Be aware this method as shown has a much lower limit on the number of nonces that can be used (2^32) than the real cipher can allow (max 2^70). Implementing higher nonce support is left as an exercise for the reader. Other improvements are possible and I may share them later, but this is just a basic framework to get you started. (Not-so-subtle hint: nonces don't always have to start at zero. What does $n[0..7] do, anyway? Caveat: PowerShell doesn't do "pointers", exactly.) Given the above Salsa20 PowerShell definitions, you can encrypt just about any series of bytes you'd care to encrypt, and more quickly than AES, too:

$utf8       = New-Object System.Text.UTF8Encoding
$rnd        = New-Object System.Random
$key        = New-Object Byte[] 32
$plaintext  = $utf8.GetBytes("Hello world!")
$rnd.Nextbytes($key)

Write-Host ("key={0}" -f (($key|%{$_.ToString('x2')}) -join ' '))
Write-Host ("plaintext={0}" -f (($plaintext|%{$_.ToString('x2')}) -join ' '))

[Byte[]] $ciphertxt = Salsa20-EncryptBlock -Key $key -Message $plaintxt
Write-Host ("ciphertxt={0}" -f (($ciphertxt|%{$_.ToString('x2')}) -join ' '))

[Byte[]] $decrypted = Salsa20-EncryptBlock -Key $key -Message $ciphertxt
Write-Host ("decrypted={0}" -f (($decrypted|%{$_.ToString('x2')}) -join ' '))

And the output looks, for example, like so:

key=f8 34 5f a7 4e 93 cf 90 5a 3f 8d fc ad 5e 93 d9 d2 c2 f9 69 f7 42 b0 5d a6 f0 69 c8 ed 4c aa 82
plaintext=48 65 6c 6c 6f 20 77 6f 72 6c 64 21 # "Hello world!" in hex
ciphertxt=31 24 a4 d6 46 cb ad 03 92 ec e7 f8 # encrypted gibberish
decrypted=48 65 6c 6c 6f 20 77 6f 72 6c 64 21 # "Hello world!", decrypted

How much faster is Salsa20 than AES? Well if my "works, just barely" AES-in-PowerShell code could do 4 bytes per second, this Salsa20 implementation does, by my "whatever I have laying around" measurements, about 461 bytes per second. That's still awful, but we're sticking to only-a-PowerShell-script here, and it's still orders of magnitude faster than the other PowerShell script. I call it a win.

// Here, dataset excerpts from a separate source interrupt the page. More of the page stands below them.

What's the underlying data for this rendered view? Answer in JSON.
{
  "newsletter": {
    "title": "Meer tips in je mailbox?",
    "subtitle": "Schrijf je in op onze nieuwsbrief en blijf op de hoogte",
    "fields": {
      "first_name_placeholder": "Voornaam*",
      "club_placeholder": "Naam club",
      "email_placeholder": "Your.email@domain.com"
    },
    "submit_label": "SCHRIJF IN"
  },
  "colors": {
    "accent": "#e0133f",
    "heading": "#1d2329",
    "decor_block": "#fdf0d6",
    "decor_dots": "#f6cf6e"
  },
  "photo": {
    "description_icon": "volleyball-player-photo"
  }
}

It may not be RSA in 3 lines of Perl, but let's face it, sometimes they won't let you use Perl. Philistines. Wheresoever possible, use a serious implementation of a cipher you trust. But for anywhere that encryption is forbidden, make your own in the bathtub of the world.

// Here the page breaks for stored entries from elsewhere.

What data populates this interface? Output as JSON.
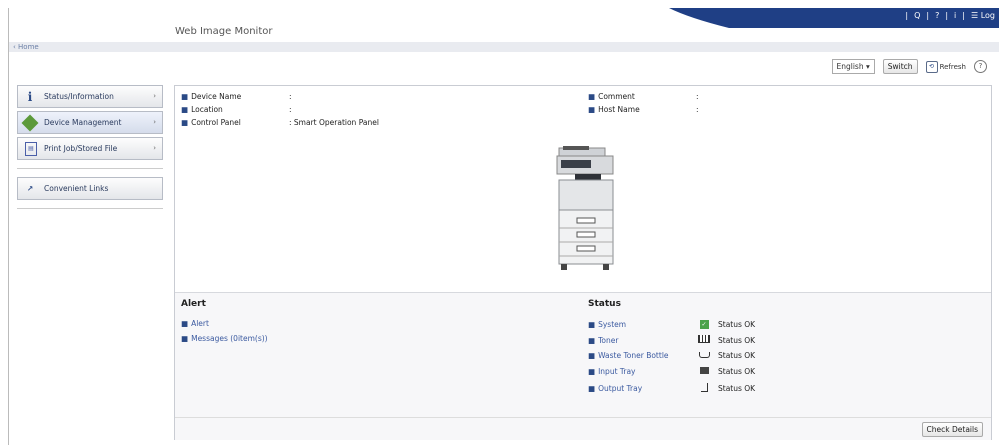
{
  "header": {
    "app_title": "Web Image Monitor",
    "tools": [
      "Q",
      "?",
      "i",
      "Log"
    ],
    "accent": "#1f3f85"
  },
  "breadcrumb": {
    "home": "‹ Home"
  },
  "toolbar": {
    "language": "English",
    "switch_label": "Switch",
    "refresh_label": "Refresh",
    "help_label": "?"
  },
  "sidebar": {
    "items": [
      {
        "label": "Status/Information",
        "icon": "info-icon"
      },
      {
        "label": "Device Management",
        "icon": "device-management-icon"
      },
      {
        "label": "Print Job/Stored File",
        "icon": "print-job-icon"
      }
    ],
    "links": {
      "label": "Convenient Links",
      "icon": "links-icon"
    }
  },
  "device": {
    "device_name_label": "Device Name",
    "device_name_value": ":",
    "location_label": "Location",
    "location_value": ":",
    "control_panel_label": "Control Panel",
    "control_panel_value": ": Smart Operation Panel",
    "comment_label": "Comment",
    "comment_value": ":",
    "host_name_label": "Host Name",
    "host_name_value": ":"
  },
  "alert": {
    "title": "Alert",
    "links": [
      "Alert",
      "Messages (0item(s))"
    ]
  },
  "status": {
    "title": "Status",
    "rows": [
      {
        "label": "System",
        "value": "Status OK",
        "icon": "system-ok-icon"
      },
      {
        "label": "Toner",
        "value": "Status OK",
        "icon": "toner-icon"
      },
      {
        "label": "Waste Toner Bottle",
        "value": "Status OK",
        "icon": "waste-toner-icon"
      },
      {
        "label": "Input Tray",
        "value": "Status OK",
        "icon": "input-tray-icon"
      },
      {
        "label": "Output Tray",
        "value": "Status OK",
        "icon": "output-tray-icon"
      }
    ]
  },
  "check_details_label": "Check Details"
}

I welcome cryptanalysis on this implementation. Though you should NOT consider this Salsa20 implementation to be serious cryptography, I've found that it meets the published results of the examples in the Salsa20 paper. Crypto is easy. Good crypto is hard. If there is an error in this code, obvious or subtle, I would like to know about it.

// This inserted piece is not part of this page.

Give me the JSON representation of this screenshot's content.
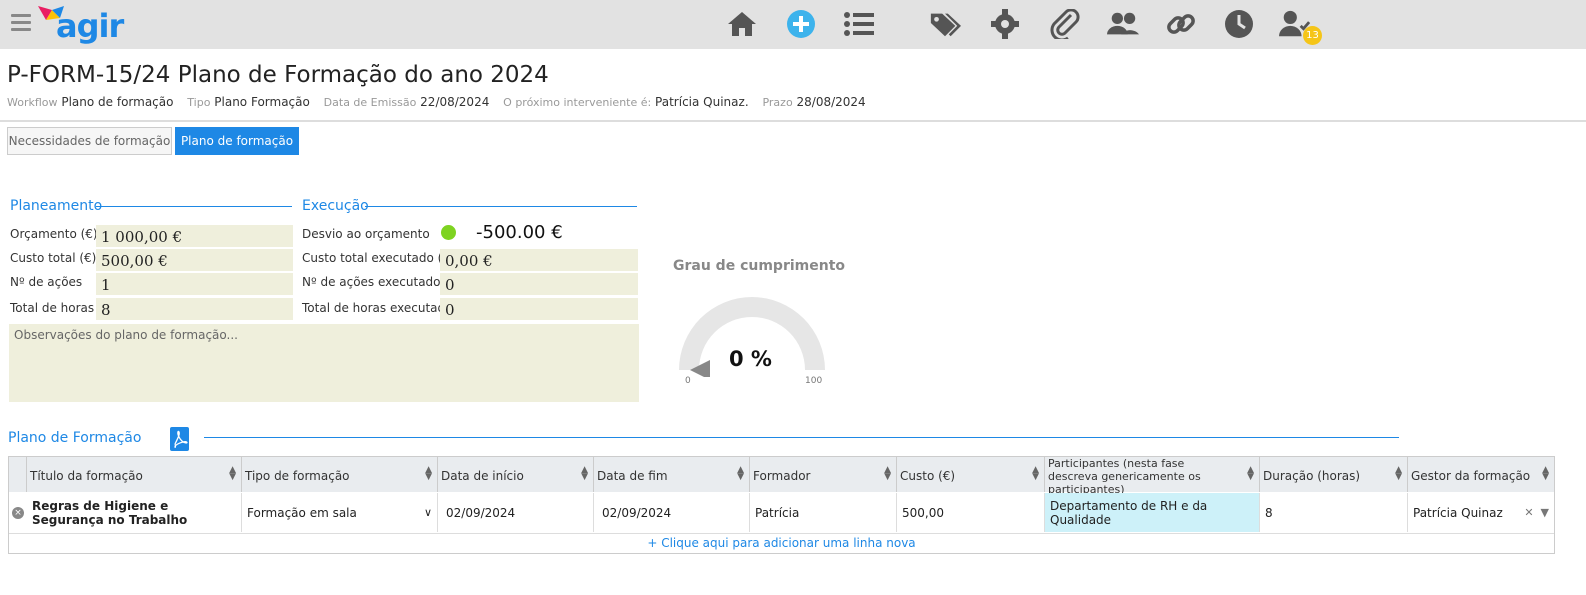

[0] They called it "The Great War", which it probably was, comparatively speaking. Adolf Hitler earned a medal during it and everything.

[1] Most CPU manufacturers have dedicated AES support in their hardware. But in a secure environment that won't even let you create System.Text.ASCIIEncoding objects, which is really just a mapping that says "A = 65, B = 66..." do you really think they'll let you use the hardware crypto APIs?